Through the air, Armstrong missed a few open receivers, but overall was very efficient, taking advantage of the Northwestern coverage, or lack thereof. With the cornerbacks refusing to play press coverage—a strategy that worked well against Duke—Armstrong exploited the defense for an easy eight yards per attempt. Every curl or out route was wide open as Montre Hartage and Trae Williams were lined up 10 yards off of their wide receivers. It was the ultimate “taking what the defense gives you,” and it allowed the Cornhuskers to easily move the ball.
“Just playing what we see, that’s what we kind of gameplanned for,” Armstrong Jr. said. “We knew that they had some athletic d-lineman so we wanted to establish the running game to open up the passes and we did that.”
It’s easy to sit here and say that Northwestern just ran into a very good Nebraska offense on Saturday, and while that is true, it ignores the big picture. Northwestern’s defense is not good. Yardage-wise, this was the second-worst performance in the Mike Hankwitz era.
So far through four games, the defense has given up 1,740 yards, exactly 435 yards per game. To put that in perspective, the 2015 defense gave up 3,726 yards for the entire season. Currently 2016 Northwestern is on pace to give up 5,220 yards by season’s end.

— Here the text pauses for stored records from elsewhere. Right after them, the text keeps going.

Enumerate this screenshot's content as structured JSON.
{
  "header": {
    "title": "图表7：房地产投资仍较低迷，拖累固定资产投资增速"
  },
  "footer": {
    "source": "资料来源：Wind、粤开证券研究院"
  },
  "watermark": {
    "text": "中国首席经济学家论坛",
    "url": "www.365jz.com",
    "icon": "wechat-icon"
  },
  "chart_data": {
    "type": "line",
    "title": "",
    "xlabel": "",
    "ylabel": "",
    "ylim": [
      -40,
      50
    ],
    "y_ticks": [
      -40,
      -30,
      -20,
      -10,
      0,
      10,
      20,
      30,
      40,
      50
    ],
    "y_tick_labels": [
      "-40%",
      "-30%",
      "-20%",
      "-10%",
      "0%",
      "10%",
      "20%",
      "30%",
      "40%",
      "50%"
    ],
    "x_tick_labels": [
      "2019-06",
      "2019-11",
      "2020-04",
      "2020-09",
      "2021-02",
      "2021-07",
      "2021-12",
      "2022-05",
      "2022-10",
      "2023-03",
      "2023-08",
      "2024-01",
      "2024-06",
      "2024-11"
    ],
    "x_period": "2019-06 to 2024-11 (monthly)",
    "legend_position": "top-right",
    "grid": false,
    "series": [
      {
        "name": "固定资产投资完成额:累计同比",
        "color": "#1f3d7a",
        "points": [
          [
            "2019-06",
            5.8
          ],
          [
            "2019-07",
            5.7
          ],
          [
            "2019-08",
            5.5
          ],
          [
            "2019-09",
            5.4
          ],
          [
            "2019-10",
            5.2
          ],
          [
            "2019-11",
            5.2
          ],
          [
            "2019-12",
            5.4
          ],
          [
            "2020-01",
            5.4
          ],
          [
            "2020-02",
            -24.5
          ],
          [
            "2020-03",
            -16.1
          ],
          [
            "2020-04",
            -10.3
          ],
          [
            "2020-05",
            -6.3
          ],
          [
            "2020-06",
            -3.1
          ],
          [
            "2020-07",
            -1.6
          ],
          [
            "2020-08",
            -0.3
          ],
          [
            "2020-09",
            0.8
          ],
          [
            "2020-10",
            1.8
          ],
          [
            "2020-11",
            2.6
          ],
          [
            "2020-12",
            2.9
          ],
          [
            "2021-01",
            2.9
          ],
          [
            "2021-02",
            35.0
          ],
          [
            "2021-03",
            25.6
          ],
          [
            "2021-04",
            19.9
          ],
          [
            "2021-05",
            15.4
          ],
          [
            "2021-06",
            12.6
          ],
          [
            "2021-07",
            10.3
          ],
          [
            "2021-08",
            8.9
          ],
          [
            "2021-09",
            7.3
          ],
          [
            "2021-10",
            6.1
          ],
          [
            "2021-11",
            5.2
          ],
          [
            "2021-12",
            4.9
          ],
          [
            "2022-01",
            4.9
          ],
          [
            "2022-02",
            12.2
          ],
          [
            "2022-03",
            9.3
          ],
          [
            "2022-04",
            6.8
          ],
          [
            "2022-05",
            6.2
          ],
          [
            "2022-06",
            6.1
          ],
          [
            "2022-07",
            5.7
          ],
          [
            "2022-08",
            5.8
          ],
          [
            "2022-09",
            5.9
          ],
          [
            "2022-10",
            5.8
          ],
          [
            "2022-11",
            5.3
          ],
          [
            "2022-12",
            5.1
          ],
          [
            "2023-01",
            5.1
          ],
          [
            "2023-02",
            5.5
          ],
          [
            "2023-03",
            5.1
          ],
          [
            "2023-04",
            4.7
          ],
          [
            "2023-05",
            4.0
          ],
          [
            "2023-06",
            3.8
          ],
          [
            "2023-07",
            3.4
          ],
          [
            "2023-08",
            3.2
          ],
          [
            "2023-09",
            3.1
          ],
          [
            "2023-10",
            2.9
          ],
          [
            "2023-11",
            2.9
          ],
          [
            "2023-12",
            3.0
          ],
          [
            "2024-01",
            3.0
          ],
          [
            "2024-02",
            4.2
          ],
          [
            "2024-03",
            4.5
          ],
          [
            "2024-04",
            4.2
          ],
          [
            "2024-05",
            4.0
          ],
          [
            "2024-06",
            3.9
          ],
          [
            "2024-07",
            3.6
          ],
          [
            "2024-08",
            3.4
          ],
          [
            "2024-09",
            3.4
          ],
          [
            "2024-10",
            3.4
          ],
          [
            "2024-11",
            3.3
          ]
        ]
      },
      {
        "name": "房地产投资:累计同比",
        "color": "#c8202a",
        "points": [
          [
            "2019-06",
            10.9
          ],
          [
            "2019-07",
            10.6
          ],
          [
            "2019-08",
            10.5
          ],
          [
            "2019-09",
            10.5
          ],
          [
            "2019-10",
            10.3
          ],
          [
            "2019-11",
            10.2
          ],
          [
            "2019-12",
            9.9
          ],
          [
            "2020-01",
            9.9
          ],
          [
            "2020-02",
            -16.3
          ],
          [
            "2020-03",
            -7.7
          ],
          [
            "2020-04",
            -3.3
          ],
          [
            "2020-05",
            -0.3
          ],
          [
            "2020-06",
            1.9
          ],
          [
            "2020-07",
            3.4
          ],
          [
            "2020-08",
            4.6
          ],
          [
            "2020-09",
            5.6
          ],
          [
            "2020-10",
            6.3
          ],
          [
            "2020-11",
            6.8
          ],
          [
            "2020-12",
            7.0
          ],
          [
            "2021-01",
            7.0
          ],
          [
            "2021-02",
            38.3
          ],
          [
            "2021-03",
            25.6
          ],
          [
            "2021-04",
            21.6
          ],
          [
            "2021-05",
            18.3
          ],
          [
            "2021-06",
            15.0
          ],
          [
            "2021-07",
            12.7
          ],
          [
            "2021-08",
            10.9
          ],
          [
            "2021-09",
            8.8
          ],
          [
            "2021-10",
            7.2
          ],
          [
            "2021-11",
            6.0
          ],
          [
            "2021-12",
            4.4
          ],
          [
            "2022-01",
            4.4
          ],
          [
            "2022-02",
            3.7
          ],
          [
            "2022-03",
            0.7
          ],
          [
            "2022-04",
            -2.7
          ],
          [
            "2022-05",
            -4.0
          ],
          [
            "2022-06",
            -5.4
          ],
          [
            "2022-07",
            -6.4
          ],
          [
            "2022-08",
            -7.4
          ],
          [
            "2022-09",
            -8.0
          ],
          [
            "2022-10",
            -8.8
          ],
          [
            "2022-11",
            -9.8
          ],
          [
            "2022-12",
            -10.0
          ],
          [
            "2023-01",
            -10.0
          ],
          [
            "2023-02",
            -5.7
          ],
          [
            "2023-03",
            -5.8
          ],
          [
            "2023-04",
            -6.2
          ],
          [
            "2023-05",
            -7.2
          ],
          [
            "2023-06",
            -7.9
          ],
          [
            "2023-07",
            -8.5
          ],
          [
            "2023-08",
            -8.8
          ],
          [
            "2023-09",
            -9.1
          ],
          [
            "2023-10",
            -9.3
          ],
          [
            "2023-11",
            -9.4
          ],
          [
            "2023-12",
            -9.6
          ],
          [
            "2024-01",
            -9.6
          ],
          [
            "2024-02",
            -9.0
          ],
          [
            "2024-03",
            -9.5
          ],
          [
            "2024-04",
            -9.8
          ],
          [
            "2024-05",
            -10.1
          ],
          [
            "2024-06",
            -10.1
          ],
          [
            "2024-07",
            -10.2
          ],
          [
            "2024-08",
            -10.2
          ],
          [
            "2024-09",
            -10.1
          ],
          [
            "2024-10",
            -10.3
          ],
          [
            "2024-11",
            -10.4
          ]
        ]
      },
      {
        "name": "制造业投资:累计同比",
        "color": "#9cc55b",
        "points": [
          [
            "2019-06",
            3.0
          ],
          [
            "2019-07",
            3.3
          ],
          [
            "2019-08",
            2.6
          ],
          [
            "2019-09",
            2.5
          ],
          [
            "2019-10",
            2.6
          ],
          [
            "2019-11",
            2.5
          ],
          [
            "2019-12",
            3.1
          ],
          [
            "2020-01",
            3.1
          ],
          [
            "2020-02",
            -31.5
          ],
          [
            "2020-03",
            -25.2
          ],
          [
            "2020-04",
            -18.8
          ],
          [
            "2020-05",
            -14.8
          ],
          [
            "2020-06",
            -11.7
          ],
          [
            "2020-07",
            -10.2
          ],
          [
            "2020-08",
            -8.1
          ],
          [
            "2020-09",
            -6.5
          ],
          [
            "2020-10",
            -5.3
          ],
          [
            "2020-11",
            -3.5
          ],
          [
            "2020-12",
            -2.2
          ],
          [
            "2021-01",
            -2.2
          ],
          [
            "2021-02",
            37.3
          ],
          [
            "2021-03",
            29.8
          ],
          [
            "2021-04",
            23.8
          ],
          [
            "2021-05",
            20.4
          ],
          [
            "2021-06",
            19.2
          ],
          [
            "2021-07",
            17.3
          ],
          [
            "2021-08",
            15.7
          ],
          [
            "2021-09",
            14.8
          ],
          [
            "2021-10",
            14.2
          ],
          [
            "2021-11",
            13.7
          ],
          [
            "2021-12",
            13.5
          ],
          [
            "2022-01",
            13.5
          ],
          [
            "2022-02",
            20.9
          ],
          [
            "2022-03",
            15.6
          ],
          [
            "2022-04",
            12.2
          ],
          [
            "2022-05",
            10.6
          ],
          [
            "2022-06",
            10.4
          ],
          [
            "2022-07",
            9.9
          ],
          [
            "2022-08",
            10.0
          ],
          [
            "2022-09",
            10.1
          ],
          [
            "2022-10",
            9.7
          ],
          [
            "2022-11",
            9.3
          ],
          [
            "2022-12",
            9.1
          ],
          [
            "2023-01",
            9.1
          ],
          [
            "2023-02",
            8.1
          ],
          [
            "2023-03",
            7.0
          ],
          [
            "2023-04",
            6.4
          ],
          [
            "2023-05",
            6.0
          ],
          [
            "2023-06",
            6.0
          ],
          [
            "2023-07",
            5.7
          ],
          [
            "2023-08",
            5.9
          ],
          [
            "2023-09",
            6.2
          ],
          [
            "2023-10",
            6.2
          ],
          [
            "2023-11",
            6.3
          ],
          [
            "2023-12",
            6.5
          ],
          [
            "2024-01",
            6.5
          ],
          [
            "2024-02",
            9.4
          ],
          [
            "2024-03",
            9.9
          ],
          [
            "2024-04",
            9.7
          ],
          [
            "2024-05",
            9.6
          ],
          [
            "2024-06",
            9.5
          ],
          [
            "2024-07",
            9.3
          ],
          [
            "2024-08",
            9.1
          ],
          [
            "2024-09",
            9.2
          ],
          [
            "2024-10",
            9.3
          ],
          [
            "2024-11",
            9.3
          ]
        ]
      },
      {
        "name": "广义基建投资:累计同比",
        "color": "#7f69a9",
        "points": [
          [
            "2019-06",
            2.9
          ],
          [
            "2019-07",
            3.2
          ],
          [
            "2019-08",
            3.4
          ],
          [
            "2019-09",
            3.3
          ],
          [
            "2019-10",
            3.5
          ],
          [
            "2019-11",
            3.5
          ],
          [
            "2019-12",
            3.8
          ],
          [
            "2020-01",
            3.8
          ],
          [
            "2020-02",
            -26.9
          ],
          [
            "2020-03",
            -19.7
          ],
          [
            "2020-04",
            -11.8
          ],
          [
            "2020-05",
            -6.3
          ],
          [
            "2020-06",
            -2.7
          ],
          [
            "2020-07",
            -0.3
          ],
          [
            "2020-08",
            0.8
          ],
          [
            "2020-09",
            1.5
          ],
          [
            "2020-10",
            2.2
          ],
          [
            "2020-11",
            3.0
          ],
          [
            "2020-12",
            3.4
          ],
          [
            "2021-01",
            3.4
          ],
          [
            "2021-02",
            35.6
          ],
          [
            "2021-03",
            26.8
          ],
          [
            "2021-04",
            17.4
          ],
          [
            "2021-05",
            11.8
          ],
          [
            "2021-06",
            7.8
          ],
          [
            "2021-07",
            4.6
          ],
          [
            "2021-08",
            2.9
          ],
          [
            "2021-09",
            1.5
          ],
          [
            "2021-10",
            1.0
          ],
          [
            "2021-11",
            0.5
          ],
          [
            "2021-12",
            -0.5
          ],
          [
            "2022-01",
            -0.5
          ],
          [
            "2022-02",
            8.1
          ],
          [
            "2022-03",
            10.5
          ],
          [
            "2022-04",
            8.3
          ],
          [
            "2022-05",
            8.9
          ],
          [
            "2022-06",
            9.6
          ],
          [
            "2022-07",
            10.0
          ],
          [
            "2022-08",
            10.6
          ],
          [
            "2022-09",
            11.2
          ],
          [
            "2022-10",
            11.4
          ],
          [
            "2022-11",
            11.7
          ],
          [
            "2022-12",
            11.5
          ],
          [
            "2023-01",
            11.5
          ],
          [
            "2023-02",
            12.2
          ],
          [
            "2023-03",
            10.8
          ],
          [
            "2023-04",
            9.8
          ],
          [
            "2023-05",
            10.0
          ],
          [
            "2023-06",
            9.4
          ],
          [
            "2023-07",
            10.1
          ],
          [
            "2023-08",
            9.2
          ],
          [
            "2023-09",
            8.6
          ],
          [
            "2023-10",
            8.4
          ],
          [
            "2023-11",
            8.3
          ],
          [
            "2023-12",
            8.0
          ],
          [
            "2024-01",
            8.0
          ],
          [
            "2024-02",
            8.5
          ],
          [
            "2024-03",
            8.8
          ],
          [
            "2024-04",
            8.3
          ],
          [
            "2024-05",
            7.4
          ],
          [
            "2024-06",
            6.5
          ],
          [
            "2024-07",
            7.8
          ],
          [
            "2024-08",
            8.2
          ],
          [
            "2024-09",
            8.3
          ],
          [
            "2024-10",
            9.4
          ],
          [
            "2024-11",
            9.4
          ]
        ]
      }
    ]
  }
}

The defense has been able to limit the damage, only giving up 17 points per game, but that’s a bit of a misleading number given the fact that Illinois State and Duke only scored a combined 21 points with almost 800 total yards of offense. You can give credit to the team for solidifying somewhat in the redzone, but at some point you have to be able to get off the field.
Northwestern is giving up 177.7 yards per game on the ground and 257.5 yards per game through the air. The defense can’t get off the field on third down and that combined with an inconsistent offense has caused a series problem in terms of time of possession.
There are several issues with the current iteration of Northwestern football, and many of them were put on full display against Nebraska under the lights. What’s scarier is that for the first time in over a season, it’s the defensive side of the ball that looks like it simply has no answers.